Since my social skills are useless to a great extent, I wrote the person a letter, explaining how it all came about and the circumstances necessitating me withhelding the information. Were that person not exactly that person, things could have developed very differently than it did - my explanation having been accepted after about three days of turmoil.

I think the main factor for the "successful" outcome, was that I haven't confronted the person in person. Apart from things always going wrong whenever I attempt an explanation of this sort of thing, the person had the chance to get all the information and process it before reacting to it, or feeling the urge or obligation of responding to it. Probably the greatest advantage, for me, is that one can have your thoughts sorted out, organised and arranged in the best possible manner, and the chance to review all of it several times before having it finalised. From an "IPS" point of view, this might seem impersonal and "cold", in my case it's the best mechanism towards disaster prevention and management: an impersonal letter is still far better than an inept blunderer with a history of "social disasters".

I think "SnappingShrimp" has made a good suggestion of giving her the actual author's book as a gift, in which you could then put such a letter, if the idea suits you. Should the book be as good as you tell, it might help along the process of "recovery" and itself forthwith explain everything about the authors.

What I'd be careful of, is to treat this situation with levity. Although I agree with "goat_fab" regarding the humour in the situation, the answers have clearly pointed out the problem with the extent of the period that the "deception" has been going on - which you clearly realise, as per your question.

Quite a number of years ago, a bloke who I knew then, has been retrenched. In stead of telling his wife, he copied the idea from a book or a film or whatever, to carry on as if nothing had happened - with the idea of getting his affairs in order with other employment, meanwhile using the gratification package and their savings before telling her what has actually been going on. Their marriage only lasted the ensuing distrust from her side for the sake of seeing their children through secondary school - not altogether groundless: had his father not stepped in to salvage their pending financial ruin after he'd found out about it five months into the deception, there could have been serious trouble. Obviously your situation is far from that, but I think the distrust may not be.

Sometimes it's actually the sort of thing that one think wouldn't really matter that seriously, which causes people to split apart. For donkey's years, a bloke had his near-fanatical activist wife under the impression that he was actually voting for the same political party than she does. I don't know how she eventually found out what the situation really was, but the repercussions dissolved another marriage.

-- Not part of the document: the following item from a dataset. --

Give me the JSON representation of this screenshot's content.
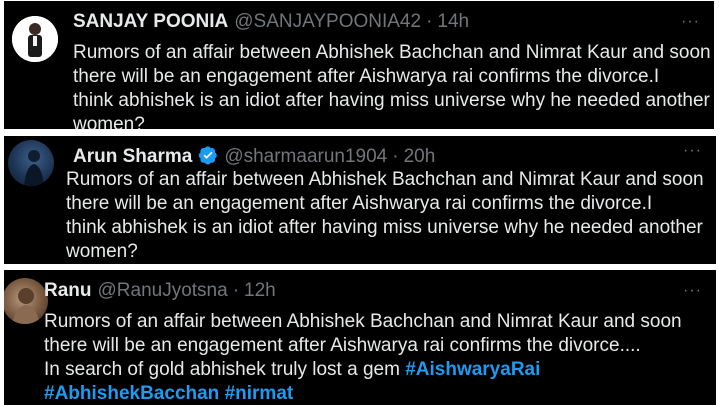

I think you should plan your strategy around this situation very carefully. Obviously not knowing either of you, she may very well take it in her stride and all of this might end on a high note, without a hiccup or further ado. However, bearing in mind that she took the trouble of finding the books, presenting them as gifts and being quite thrilled with the idea of giving them to you, while you've faked enthusiasm every time and dreaded the next instance of such a gift, may just occasion at least a little concern. The possibility of her thinking that you're pulling a stunt to "rectify" your reprehensible taste in authors, as "sp88" has pointed out, doesn't seem that far-fetched at all, either. Presenting the book as a gift, might yet serve as the "proof" of your innocence, should the scales of justice already be tipped in your favour - if you simply wanted to pull a stunt indeed, the actual author's work could have been presented far earlier. This is of course all guesswork, though.

Whatever you do, I'd suggest that not the slightest trace of anything but the truth form part of it.